Applied Behavioural Analysis

One type of behavioural treatment, which seems to show good results is called applied behavioural analysis (ABA). Non autistic children typically learn a vast amount of information and skills very rapidly, just from exposure to the environment of other people, without any specific assistance.

Autistic children learn much, much less from their social environment, since they have far less active interaction with other people.

Children who focus all of their attention on the same things and activities do not enhance their chances for learning and developing.

ABA rests on the premise that autistic children are capable of learning, but only in a very structured environment, where conditions are optimised for acquiring, with active assistance, the same skills that others pick up naturally. They are taught how to learn from parents, siblings, peers and others. Intensive teaching is used to overcome the "learning blockage" that apparently underlies autism, so that they can learn how to respond and behave in social situations.

For example, the teacher gives the child a stimulus along with the required response. The stimulus may be something like a request to go and ask Mummy for an apple, or a question like "Are you excited about your birthday?".

The required response can be given directly at first: - "Go up to Mummy, and say "please may I have an apple", or strongly hinted at: -"Say –yes, I'm excited about opening my…", so that the child can pick up the sentence and complete it, by saying "Yes, I'm excited about opening my presents".

The child gets a small reward, like a smartie, or just a big smile and a "well done" if he repeats the correct answer. Anything else is ignored or treated neutrally. As his response becomes reliable, the teacher uses less hints and clues, till the child can respond to that particular stimulus independently and correctly.

The best results come about when this type of teaching is reinforced by everyone in the child's environment, in natural as well as classroom situations.

There is some - not conclusive - evidence that the developmentally disordered brain "learns how to learn" best if the basic skills are taught in early childhood.

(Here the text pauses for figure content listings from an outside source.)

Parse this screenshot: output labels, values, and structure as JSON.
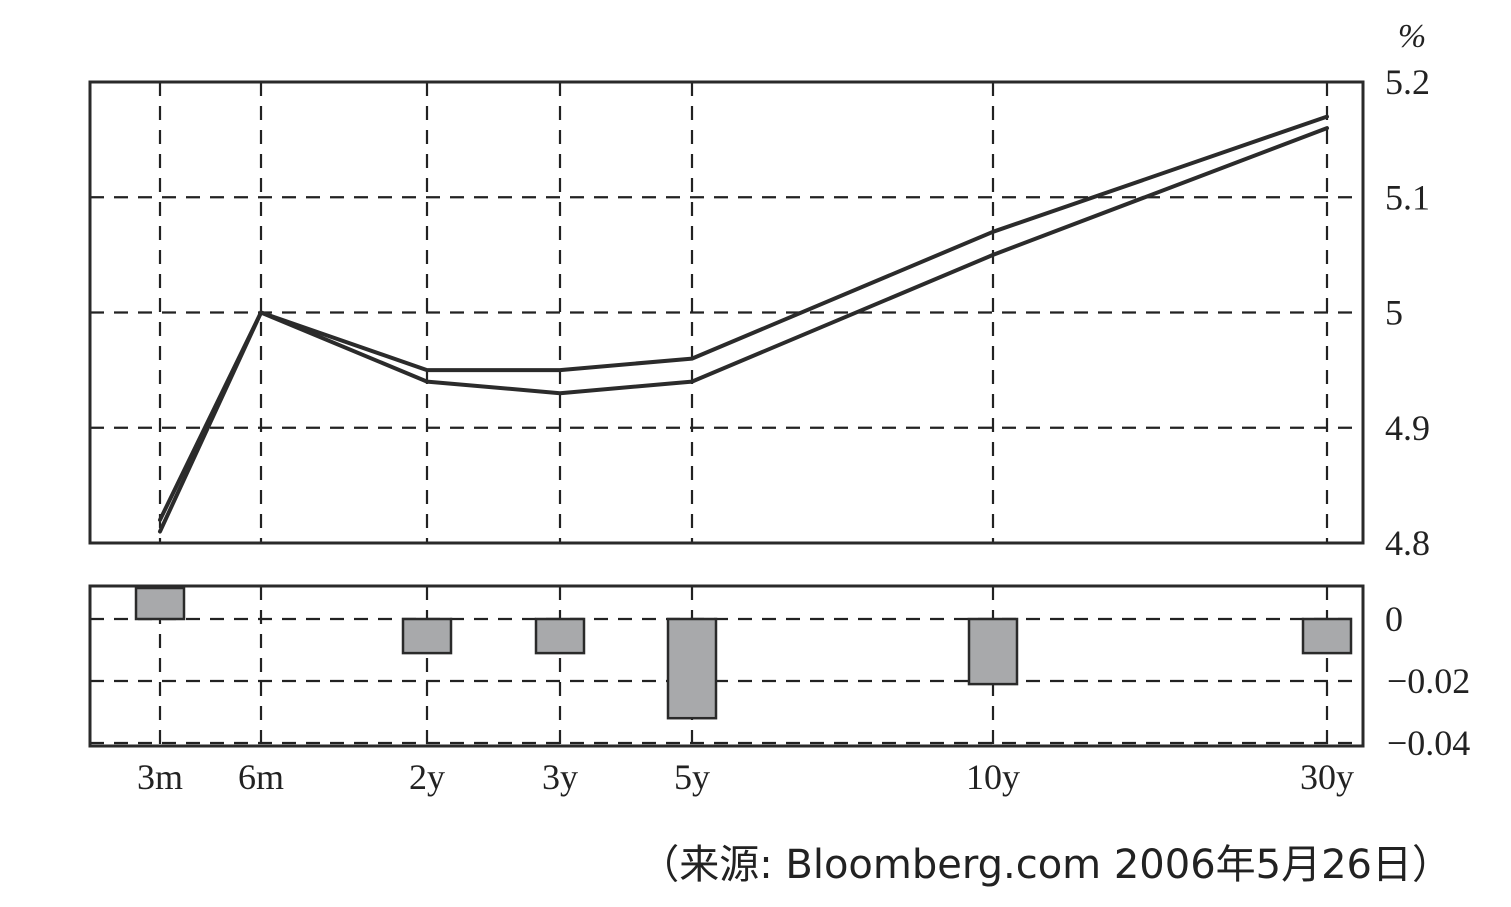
{
  "unit": "%",
  "source": "（来源: Bloomberg.com 2006年5月26日）",
  "chart_data": [
    {
      "type": "line",
      "categories": [
        "3m",
        "6m",
        "2y",
        "3y",
        "5y",
        "10y",
        "30y"
      ],
      "series": [
        {
          "values": [
            4.82,
            5.0,
            4.95,
            4.95,
            4.96,
            5.07,
            5.17
          ]
        },
        {
          "values": [
            4.81,
            5.0,
            4.94,
            4.93,
            4.94,
            5.05,
            5.16
          ]
        }
      ],
      "ylabel": "%",
      "ylim": [
        4.8,
        5.2
      ],
      "yticks": [
        "4.8",
        "4.9",
        "5",
        "5.1",
        "5.2"
      ],
      "y_axis_side": "right",
      "grid": true
    },
    {
      "type": "bar",
      "categories": [
        "3m",
        "6m",
        "2y",
        "3y",
        "5y",
        "10y",
        "30y"
      ],
      "values": [
        0.01,
        0.0,
        -0.011,
        -0.011,
        -0.032,
        -0.021,
        -0.011
      ],
      "ylim": [
        -0.041,
        0.011
      ],
      "yticks": [
        "0",
        "−0.02",
        "−0.04"
      ],
      "y_axis_side": "right",
      "grid": true
    }
  ]
}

It seems that the worst effects of autism can be prevented in many cases and early, intensive behavioural programmes may even eliminate completely the symptoms of autism in some children and greatly improve the lives of many others.

What About Medication?

A number of drugs seem to help with some of the symptoms of autism. In a targeted approach, a particular characteristic of autistic behaviour is selected and treated. For example, autistic individuals with lots of narrow, restricted interests, repetitive and compulsive behaviours may benefit from very low doses of drugs like Prozac. This helps to improve both the core symptoms and overall functioning.

Autistic individuals with a lot of disruptive behaviour like impulsivity, aggression and tantruming may benefit from a different class of drug, the antipsychotics. Anticonvulsant medicines, of the type used in epilepsy seem to help autistic people with language related functioning.

What Does the Future Hold?

It seems unlikely that any simple cure for autism will appear on the horizon, but there is a lot of optimism about the options that are becoming available for autistic individuals and their families. Apparently even enhanced IQ can result from combinations of the behavioural and medical approaches to autism, especially when the condition is identified early.